Whichever manager Watford choose to replace Munoz will be instructive. Reports suggest that Diego Martinez (the Granada connection to the owners makes sense) and Claudio Ranieri are the two names most prominently linked. Ranieri would be a gamble given how badly it worked out for him at Fulham.
But then Watford have built up enough faith in their lurching strategy that we owe it to them not to make snap judgements. Munoz will consider himself highly unfortunate to lose his job. The six managers before him probably thought the same.
Did David Moyes make a costly mistake on Sunday? On Thursday evening, West Ham beat Rapid Vienna 2-0 in the Europa League. Their starting XI for that game included Rice, Cresswell and Antonio who also started on Sunday. Soucek, Bowen and Fornals were used as substitutes.
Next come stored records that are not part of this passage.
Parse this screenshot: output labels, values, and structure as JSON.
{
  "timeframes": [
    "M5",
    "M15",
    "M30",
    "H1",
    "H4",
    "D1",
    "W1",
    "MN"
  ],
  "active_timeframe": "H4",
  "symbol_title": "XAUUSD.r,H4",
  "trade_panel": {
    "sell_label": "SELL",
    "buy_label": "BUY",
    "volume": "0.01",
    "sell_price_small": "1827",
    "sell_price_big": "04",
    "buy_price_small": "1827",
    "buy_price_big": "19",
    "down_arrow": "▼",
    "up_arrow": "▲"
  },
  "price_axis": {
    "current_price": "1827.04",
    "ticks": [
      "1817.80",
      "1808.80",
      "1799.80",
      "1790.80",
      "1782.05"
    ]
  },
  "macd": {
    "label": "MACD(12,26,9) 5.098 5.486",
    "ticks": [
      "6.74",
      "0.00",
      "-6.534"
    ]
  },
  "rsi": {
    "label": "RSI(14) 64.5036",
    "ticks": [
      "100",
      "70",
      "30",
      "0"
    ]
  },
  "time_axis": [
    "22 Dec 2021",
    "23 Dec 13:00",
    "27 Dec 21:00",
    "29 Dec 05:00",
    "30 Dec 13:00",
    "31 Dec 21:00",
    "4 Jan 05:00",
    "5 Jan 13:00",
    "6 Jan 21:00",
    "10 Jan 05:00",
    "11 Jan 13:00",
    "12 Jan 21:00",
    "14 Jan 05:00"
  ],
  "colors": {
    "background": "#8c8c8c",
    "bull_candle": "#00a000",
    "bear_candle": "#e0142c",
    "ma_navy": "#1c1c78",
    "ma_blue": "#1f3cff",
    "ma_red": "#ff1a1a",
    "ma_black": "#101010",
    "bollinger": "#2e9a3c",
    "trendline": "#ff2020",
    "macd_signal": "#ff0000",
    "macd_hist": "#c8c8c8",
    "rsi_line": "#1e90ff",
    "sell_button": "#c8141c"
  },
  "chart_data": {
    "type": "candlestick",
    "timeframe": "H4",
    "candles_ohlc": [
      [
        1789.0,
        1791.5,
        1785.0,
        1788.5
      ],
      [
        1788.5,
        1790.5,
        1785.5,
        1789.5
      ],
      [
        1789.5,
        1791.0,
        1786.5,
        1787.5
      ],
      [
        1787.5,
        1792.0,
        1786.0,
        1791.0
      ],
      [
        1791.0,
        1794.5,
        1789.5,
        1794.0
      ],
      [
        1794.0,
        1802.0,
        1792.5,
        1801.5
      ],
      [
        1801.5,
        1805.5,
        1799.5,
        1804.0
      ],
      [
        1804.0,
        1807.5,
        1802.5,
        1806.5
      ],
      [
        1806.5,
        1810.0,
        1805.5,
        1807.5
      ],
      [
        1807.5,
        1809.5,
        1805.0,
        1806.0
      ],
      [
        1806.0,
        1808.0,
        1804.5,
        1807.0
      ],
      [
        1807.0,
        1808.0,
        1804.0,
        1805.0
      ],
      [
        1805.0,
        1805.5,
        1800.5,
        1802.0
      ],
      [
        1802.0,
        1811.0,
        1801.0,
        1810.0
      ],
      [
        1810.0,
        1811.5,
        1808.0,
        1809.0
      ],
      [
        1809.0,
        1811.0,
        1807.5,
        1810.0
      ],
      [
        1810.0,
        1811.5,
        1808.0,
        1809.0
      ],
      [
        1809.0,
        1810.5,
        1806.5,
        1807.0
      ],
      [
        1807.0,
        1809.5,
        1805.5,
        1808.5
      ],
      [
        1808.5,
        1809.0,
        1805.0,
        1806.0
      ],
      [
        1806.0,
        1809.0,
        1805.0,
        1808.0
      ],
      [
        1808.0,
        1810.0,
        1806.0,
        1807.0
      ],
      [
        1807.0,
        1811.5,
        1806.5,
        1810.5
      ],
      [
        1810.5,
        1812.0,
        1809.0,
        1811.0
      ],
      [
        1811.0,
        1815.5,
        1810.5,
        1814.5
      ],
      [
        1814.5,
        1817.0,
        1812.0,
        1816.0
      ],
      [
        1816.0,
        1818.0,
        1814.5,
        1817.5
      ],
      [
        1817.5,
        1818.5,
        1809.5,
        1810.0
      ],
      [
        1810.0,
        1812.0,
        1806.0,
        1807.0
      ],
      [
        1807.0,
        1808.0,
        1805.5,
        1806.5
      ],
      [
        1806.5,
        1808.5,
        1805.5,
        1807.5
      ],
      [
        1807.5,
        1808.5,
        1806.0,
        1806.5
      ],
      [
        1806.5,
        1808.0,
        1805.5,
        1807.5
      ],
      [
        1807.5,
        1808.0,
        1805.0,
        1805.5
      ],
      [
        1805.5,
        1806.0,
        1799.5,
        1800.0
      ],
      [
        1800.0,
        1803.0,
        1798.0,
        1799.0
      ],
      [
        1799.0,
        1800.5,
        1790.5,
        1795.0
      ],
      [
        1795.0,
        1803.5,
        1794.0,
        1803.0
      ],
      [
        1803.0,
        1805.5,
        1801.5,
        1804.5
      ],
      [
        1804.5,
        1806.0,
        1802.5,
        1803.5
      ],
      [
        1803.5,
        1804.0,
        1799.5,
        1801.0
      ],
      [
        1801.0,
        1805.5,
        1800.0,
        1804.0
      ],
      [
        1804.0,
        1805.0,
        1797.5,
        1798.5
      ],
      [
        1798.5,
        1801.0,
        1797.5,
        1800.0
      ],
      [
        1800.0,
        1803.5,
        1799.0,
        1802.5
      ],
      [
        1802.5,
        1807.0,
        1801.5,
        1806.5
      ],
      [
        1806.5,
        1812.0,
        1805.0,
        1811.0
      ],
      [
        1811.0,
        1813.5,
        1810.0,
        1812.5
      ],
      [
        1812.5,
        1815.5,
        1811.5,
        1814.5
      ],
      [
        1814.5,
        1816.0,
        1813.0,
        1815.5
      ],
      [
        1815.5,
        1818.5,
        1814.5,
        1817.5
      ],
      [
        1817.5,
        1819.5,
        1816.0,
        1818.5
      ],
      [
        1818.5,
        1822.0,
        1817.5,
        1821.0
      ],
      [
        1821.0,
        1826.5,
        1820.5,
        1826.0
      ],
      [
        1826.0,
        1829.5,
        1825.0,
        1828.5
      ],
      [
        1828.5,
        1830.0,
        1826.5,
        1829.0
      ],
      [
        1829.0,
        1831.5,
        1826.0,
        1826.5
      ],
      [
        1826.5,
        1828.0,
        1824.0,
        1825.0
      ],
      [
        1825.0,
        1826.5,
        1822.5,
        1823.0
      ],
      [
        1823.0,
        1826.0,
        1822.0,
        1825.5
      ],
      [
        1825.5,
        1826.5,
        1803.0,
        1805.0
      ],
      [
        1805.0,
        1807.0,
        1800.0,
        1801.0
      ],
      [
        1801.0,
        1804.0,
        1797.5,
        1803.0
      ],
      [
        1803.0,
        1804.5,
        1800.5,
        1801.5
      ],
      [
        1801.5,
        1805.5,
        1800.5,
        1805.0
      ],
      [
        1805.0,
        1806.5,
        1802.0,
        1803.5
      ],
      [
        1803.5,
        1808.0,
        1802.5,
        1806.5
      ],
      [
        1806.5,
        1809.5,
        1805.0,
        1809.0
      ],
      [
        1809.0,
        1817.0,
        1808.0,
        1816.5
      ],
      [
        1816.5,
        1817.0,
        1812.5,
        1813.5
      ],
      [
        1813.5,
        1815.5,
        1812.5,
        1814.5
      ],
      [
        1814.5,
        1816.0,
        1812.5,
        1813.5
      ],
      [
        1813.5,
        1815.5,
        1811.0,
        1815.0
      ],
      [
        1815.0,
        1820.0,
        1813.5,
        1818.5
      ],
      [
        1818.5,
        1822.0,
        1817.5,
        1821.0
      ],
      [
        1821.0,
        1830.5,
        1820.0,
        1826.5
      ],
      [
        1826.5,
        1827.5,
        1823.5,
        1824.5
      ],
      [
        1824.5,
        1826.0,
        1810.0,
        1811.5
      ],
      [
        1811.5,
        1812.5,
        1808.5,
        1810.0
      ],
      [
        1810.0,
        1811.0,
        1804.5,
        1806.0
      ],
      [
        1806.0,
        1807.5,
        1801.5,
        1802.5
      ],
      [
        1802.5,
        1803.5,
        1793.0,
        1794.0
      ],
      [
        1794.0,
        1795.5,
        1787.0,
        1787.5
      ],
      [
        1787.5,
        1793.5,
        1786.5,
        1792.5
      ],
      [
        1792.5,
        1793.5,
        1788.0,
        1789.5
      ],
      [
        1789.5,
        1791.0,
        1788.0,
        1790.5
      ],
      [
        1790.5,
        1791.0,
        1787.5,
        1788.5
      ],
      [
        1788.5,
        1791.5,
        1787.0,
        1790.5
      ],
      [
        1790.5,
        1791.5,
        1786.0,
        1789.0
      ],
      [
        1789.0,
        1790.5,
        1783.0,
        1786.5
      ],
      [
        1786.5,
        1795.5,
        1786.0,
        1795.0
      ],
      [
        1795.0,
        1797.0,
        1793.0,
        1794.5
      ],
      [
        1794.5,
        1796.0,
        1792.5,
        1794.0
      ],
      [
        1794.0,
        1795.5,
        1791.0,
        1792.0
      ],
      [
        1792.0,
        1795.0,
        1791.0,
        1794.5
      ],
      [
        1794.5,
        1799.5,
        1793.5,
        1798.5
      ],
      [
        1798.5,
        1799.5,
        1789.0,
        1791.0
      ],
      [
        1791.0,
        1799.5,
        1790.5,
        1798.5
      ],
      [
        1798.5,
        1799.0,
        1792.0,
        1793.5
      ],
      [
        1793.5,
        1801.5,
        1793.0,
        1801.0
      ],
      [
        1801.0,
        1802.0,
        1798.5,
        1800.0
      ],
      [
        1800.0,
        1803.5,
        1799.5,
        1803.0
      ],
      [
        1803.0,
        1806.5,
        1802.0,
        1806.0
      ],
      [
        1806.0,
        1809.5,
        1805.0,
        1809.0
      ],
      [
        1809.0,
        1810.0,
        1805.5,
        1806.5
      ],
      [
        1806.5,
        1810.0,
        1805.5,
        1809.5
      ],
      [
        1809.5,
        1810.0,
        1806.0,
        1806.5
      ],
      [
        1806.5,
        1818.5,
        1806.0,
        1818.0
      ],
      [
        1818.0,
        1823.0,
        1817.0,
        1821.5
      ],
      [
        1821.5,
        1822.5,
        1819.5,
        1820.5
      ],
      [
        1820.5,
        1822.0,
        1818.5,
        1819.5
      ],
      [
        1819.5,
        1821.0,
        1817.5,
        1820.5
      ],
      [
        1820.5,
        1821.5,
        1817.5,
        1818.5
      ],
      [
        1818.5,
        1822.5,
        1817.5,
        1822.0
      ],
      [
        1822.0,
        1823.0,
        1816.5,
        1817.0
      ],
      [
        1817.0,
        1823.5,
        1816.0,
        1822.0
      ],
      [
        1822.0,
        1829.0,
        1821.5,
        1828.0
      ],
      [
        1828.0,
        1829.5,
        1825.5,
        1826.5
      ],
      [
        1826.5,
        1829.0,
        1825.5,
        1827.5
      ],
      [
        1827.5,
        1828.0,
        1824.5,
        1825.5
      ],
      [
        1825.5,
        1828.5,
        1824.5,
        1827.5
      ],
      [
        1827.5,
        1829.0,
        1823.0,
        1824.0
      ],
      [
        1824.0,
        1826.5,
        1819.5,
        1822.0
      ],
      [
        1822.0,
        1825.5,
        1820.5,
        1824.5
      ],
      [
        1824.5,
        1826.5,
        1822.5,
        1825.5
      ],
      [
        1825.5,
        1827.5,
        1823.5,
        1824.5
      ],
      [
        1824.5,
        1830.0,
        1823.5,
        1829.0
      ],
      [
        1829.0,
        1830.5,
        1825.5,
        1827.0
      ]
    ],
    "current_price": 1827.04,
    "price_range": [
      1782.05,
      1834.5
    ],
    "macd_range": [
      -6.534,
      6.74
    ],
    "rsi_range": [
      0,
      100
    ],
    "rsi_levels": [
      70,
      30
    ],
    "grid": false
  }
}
Those six outfield players all started on Sunday against Brentford. There’s nothing wrong with that per se, but it was interesting that Moyes then didn’t make a single substitution given the workload over the last few weeks.
It’s the sort of criticism that is result-oriented. If West Ham had scored late and then held on for a draw, Moyes would probably have been praised for sticking with the starting XI. But having conceded late to lose at home, West Ham’s manager must be cursing his decision not to add extra energy or bring on substitutes to see out the match.
Does Bruno Lage have his tactical plan to pull Wolves up the Premier League table? In each of their last two league games – both of which Wolves have won – Lage has operated with a lopsided 3-4-3 formation with Hwang Hee-chan on the left of a front three.
The theory is that Hwang drifts centrally when Wolves are attacking to create a strike partnership with Raul Jimenez. That creates space for Marcal to overlap down the left flank and whichever winger is picked on the right (Trincao on Saturday, Adam Traore against Southampton) can look to service the two strikers.
It also allows for the two forwards to work together, and that is where Wolves are having the most success. Against Southampton, it was Jimenez who scored the winner. Against Newcastle, Jimenez twice created identical goals for Hwang to score his second and third league goals since arriving in England.
And their teammates are impressed. “We’re excited and I think everybody associated with our football club is excited too,” said Conor Coady after Saturday’s win. “They’re two phenomenal footballers, but more importantly they’re brilliant people as well. To see them linking up well in the games is fantastic to see, and they’re a pleasure to play with, both of them. It was fantastic today just to watch them link and come together.”